Add hard timeouts to page cleaner flushes
|Percona Server||Status tracked in 5.7|
[27 Sep 15:51] Laurynas Biveinis
Currently the page cleaner thread is designed as follows, if I understand correctly:
- in a loop:
- do LRU tail flushing, controlled by max LRU scan depth;
- do flush list flushing, controlled by I/O capacity;
- sleep the remaining time until 1s.
Now the proper tuning (correct me if I'm wrong) would strive to minimize the sleep time and utilize storage as closely as possible to capacity.
But the flushing time is not only determined by the I/O variable settings, but also by how quickly can cleaner can get access to the shared resources such as buffer pool mutexes too. This means that the page cleaner iteration time, even with properly tuned I/O settings, can exceed 1 second. Under very heavy loads (sysbench, I/O-bound, 512 threads on 32 core) one page cleaner iteration might take as long as minutes.

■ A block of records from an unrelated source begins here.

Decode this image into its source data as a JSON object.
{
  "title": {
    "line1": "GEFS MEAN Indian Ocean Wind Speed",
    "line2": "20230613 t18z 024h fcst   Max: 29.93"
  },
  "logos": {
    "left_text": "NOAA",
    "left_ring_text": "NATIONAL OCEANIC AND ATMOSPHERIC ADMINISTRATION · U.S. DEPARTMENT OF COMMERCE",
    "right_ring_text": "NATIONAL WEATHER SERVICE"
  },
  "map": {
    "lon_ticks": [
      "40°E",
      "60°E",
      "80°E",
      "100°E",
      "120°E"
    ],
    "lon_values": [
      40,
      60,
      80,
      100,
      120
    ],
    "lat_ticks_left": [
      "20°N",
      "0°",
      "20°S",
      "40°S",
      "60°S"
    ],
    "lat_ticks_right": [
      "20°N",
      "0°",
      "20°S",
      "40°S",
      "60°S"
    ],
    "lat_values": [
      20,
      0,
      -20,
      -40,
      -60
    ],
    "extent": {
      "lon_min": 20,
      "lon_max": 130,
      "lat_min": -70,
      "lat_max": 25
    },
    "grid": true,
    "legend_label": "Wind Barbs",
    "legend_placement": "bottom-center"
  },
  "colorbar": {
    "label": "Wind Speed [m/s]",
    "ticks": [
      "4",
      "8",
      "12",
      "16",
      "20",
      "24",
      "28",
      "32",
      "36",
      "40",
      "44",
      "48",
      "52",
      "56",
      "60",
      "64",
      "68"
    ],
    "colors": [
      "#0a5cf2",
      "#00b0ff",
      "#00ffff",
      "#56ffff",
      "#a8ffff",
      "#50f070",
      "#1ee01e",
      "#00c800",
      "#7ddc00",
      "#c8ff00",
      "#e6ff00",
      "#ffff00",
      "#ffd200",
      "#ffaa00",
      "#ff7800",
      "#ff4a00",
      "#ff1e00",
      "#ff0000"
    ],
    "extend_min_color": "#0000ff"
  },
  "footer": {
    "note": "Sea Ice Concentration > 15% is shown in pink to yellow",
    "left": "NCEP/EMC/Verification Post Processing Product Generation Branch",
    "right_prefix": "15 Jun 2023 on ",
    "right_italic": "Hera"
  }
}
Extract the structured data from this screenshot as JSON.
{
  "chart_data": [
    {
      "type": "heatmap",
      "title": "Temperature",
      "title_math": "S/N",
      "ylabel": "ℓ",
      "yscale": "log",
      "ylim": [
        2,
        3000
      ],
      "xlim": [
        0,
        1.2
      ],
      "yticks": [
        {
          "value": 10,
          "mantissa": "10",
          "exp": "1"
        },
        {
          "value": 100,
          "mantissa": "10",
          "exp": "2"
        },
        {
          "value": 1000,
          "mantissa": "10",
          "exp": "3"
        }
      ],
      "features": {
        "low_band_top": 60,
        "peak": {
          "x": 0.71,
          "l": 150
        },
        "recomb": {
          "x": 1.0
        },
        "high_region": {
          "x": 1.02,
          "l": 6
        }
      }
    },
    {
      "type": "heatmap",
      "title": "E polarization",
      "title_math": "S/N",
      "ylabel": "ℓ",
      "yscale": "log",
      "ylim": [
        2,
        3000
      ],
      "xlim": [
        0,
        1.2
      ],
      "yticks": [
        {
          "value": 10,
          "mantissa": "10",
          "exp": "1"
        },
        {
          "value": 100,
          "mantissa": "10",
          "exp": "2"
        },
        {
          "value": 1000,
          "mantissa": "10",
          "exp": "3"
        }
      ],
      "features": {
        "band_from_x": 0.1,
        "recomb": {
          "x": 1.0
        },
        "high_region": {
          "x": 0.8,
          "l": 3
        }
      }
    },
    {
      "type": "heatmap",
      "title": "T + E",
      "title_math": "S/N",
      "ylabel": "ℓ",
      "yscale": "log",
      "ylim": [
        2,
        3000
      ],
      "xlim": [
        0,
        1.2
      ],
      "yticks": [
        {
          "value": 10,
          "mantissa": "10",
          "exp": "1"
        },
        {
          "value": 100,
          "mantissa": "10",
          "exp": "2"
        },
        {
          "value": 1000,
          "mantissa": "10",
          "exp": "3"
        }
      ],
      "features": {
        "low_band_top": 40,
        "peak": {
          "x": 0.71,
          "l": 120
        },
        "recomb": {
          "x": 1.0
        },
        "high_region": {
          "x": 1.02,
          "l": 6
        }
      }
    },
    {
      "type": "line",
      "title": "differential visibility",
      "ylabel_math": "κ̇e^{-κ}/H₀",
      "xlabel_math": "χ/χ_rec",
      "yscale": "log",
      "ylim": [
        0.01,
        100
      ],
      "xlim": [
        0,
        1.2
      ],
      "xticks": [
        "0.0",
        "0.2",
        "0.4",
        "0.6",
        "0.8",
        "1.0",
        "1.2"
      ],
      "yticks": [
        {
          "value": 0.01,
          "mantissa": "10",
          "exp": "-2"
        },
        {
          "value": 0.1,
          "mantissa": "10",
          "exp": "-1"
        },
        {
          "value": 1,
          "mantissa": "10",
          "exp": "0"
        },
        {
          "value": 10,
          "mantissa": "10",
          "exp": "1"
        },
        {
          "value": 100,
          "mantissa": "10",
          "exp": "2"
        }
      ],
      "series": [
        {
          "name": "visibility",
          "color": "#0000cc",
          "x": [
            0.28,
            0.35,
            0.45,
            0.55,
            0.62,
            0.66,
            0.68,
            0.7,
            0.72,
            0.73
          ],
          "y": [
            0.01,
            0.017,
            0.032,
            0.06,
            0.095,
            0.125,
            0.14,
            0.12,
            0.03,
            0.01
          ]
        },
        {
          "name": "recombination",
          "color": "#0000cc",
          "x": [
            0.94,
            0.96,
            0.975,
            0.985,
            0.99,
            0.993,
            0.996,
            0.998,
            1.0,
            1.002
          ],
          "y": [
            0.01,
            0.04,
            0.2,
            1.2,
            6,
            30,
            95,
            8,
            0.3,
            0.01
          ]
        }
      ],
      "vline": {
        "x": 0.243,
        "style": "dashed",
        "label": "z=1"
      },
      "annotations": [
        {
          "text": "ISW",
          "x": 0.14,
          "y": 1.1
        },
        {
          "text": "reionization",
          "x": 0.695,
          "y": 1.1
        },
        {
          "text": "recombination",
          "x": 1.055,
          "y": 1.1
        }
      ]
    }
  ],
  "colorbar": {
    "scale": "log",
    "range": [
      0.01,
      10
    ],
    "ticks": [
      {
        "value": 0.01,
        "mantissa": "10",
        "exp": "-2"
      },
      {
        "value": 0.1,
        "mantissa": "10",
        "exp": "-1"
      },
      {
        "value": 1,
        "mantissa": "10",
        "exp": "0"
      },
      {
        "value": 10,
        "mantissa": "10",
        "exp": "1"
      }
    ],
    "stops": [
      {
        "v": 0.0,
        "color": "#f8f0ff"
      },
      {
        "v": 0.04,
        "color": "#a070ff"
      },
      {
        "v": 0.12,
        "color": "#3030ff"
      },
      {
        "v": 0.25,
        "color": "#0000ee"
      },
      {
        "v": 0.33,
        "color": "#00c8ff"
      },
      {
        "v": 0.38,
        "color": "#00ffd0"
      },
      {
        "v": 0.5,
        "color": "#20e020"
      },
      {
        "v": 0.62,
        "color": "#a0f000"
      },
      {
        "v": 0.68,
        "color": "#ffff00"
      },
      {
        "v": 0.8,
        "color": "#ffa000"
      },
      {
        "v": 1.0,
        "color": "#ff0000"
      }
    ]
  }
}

This is bad due to several reasons: if LRU flushing is taking that long, the flush list flushing is not happening, the query threads go to sync preflush. if flush list flushing is taking that long, the LRU tail flushing is not happening, the query threads go to single page LRU flushes. Moreover the page cleaner and adaptive flushing heuristics are designed to be updated roughly every second, and probably will not get a very exact idea of what's going if called once in several minutes.
How to repeat:
Benchmarks, code analysis
A partial solution would be to add a hard timeout, i.e. limit LRU tail flush to 1 second, checked after each batch, and flush list flushing to 1 second too. (the exact value of the constant is debatable). It looks it's more important to re-check heuristics and to alternate periodically between the two than to allow one of them to complete fully.
This is not a complete solution for the case of multiple buffer pool instances, because with a timeout, some instances may receive no flushing at all. This will be reported separately.